ZELMAN: At WebMD Weight Loss Clinic we feature a customized, individualized approach to losing weight and being healthier and dare I say, 'fabulous.' Your advice is similar to Mireille Guiliano -- author of French Women Don't Get Fat -- and is quite sensible. I love the way you recommend a bite of something wonderful rather than more of food or drink that is less exciting. The real trick is to make small changes. But how do we go from knowledge to changing behavior?

O'NEIL: That very phrase you used, "small changes," I think is so empowering. Because when someone is looking at a weight loss goal it seems impossible, insurmountable. But those small changes are doable and sustainable.

We have a chart in the book for the 100-calorie club, because nutrition research shows if you cut 100 calories a day, you won't gain weight; it will help you maintain your weight over the long haul. So knowing that, when you get the hamburger, don't get the slice of cheese, and you save 100 calories. Or use light mayonnaise instead of full-fat mayo. Small changes.

I think information is powerful. We have a chapter The Dish on Drinks and there we have a nutrition chart for the calorie comparison of drinks. How many calories in a pina colada, for example, as compared to a glass of dry Riesling or champagne, which are the lowest in calories. Small changes.

ZELMAN: The title of the book is great -- quite whimsical and somehow I suspect one of your ideas. How did the title come about?

O'NEIL: I think people want to know what they're getting when they see a diet or nutrition book. We wanted people to know what the payoff would be for eating healthy: being fabulous! The term "the dish" can mean different things. The dish -- the gossip. The dish -- the truth.

Our web site is dishdivas.com. The readers that go to our web site and email us, they consider themselves dish divas. They have this new knowledge that empowers them to enjoy food and be healthy and be cute.

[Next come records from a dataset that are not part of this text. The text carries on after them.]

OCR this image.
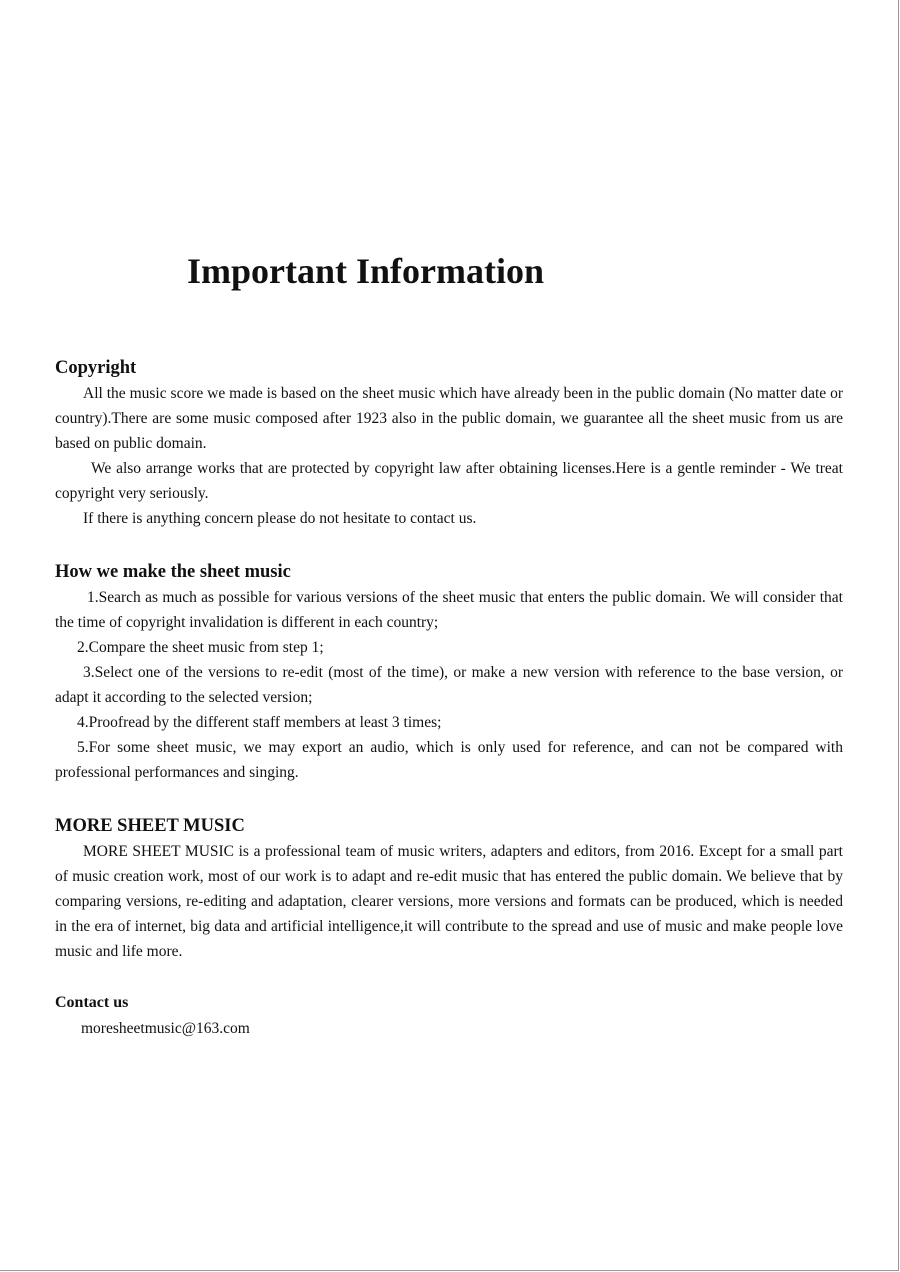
Important Information
Copyright

All the music score we made is based on the sheet music which have already been in the public domain (No matter date or country).There are some music composed after 1923 also in the public domain, we guarantee all the sheet music from us are based on public domain.

We also arrange works that are protected by copyright law after obtaining licenses.Here is a gentle reminder - We treat copyright very seriously.

If there is anything concern please do not hesitate to contact us.

How we make the sheet music

1.Search as much as possible for various versions of the sheet music that enters the public domain. We will consider that the time of copyright invalidation is different in each country;

2.Compare the sheet music from step 1;

3.Select one of the versions to re-edit (most of the time), or make a new version with reference to the base version, or adapt it according to the selected version;

4.Proofread by the different staff members at least 3 times;

5.For some sheet music, we may export an audio, which is only used for reference, and can not be compared with professional performances and singing.

MORE SHEET MUSIC

MORE SHEET MUSIC is a professional team of music writers, adapters and editors, from 2016. Except for a small part of music creation work, most of our work is to adapt and re-edit music that has entered the public domain. We believe that by comparing versions, re-editing and adaptation, clearer versions, more versions and formats can be produced, which is needed in the era of internet, big data and artificial intelligence,it will contribute to the spread and use of music and make people love music and life more.

Contact us

moresheetmusic@163.com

The cover, I'm sure this is the only diet book with a cosmopolitan on the cover and there's three dishy gals at a very hip and groovy looking restaurant. And the cover of the book is a beautiful array of foods, chocolate dessert, olive oils, avocado. We wanted it to look like a lot of fun. One of our first reviews say it's like Sex and the City meets food and nutrition. Another one was, it reads like a beach novel.

We hit our mark there, because Densie and I decided in the beginning if we had fun writing this book, people would have fun reading it. As a dietitian, Kathleen, you know sometimes nutrition can be a little nerdy, boring, and we wanted to sex it up a little bit.

One more thing about dietitians: you may have a girlfriend who knows all about finances, she's your financial diva; you may have another who's into fashion, always looks great and who got one piece on sale at Sak's and the other piece at Target, she's your fashion diva. Well, dietitians are your nutrition divas, your dish divas; you can turn to your gal-pal dietitian, who knows a lot but also loves to eat and have fun and cook and all that good stuff.

ZELMAN: I have to admit, it was fun, bedside reading and I have given copies to girlfriends as gifts to rave review. The retro-neo pink and green artwork was a perfect complement to the information.

Carolyn, thank you for taking time to share with us your tantalizing tidbits and sensible advice. You and Densie have done an amazing job translating the science into useful tips that empower women to improve their health and of course, we all want to be fabulous.

O'NEIL: I'm very, very pleased when I speak to so many women today, they are getting it -- that food is their friend. Food is fun, it's fabulous, and enjoying what we eat and staying slim and trim can reside together. Taste and health are coming together in a beautiful way more than ever before. We will be keeping track of all the nutrition news on WebMD. Stay informed.